Пролог с утренней сценой

– Ну и что будешь делать с нами, а, Артист? – тяжело дыша, спросил худощавый смуглолицый мужчина лет тридцати пяти, с коротко остриженными черными волосами и модной небритостью на подбородке. Он сидел в салоне машины рядом с мощным, вооруженным до зубов, улыбающимся и сияющим, будто его только что наградили, красавцем и сверкал темными глазами.

– В расход, что ли, отправить собрался? На кого теперь работаешь, сука?

– А то ты не помнишь и не знаешь, – улыбнулся тот, кого назвали Артистом, поигрывая при этом пистолетом. – Вы вообще, конечно, веселые ребята. Я не ожидал вас так быстро раскрыть. Впрочем, на ловца и зверь бежит, и тебе это прекрасно известно. Можно подумать, будто я не знаю, что ты свернул с прямой дорожки, а, братело? Да чтоб никто не узнал?

– Зато ваша дорожка прямая! – взвился смуглолицый. – Да самой прямой дорожкой, какой ты когда-либо пройдешь, будет коридорчик до стенки, у которой тебя шлепнут! У вас-то на Украине моратория на смертную казнь нет!

– Коридорчик до стенки? Прям как у Высоцкого: «Коридоры кончаются стенкой, а тоннели выводят на свет».

– Ладно, не заливай, брат. Сами виноваты. Никто не просил.

– Сами.

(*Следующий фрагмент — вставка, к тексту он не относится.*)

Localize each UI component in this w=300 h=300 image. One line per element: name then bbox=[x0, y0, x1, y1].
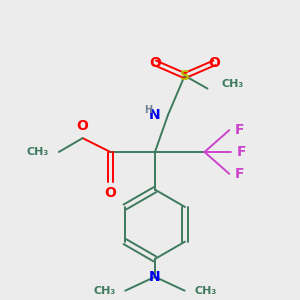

А теперь тебе с компаньоном твоим придется ответ держать. Честно говоря, я рад, что вас не угробили со всеми остальными, прочими сволочами, – сказал Артист. – Я думаю, этого никто бы не одобрил. В общем, так, брат: никто тебя убивать, разумеется, не будет. Просто ты должен исчезнуть. Вася, зарули-ка вот к тому озеру.

Вася свернул и поехал по изъеденной колдобинами и рытвинами грунтовке, так и норовящей выскользнуть из-под колес, как норовистая кобылка из-под наездника. Сравнительно безобидные кочки вдруг резко сменялись кошмарными ухабами, на которых машину конвульсивно подбрасывало, а сидящего на заднем сиденье – мешком, расслабленно и обреченно-похмельного, с убийственной регулярностью тыкало головой в потолок.

– Что… что вы хотите делать? – выдохнул смуглолицый.

– Да ничего особенного. Просто поговорить, – сказал Артист. – Мы сейчас в десяти километрах от Нарецка. Никто ничего не узнает.

Смуглолицый вздрогнул. По его лбу ручьями тек пот. Он разлепил серые, цвета плохо выпеченного пирога, губы и выговорил:

– Но я не понимаю… зачем все это? Вы… вы в самом деле меня не убьете?

– Нет. Вася, останови. – Могучий Артист пристально посмотрел на смуглолицего и сказал: – Просто некоторых перестало устраивать то, чем ты занимаешься. Ты меня понимаешь. Так что…

Смуглолицый, как бы то ни казалось невероятным для его типа и оттенка кожи, мертвенно побледнел. Лицо его исказилось. В нарождавшихся предрассветных серых сумерках, без теней, оно казалось маской мумии.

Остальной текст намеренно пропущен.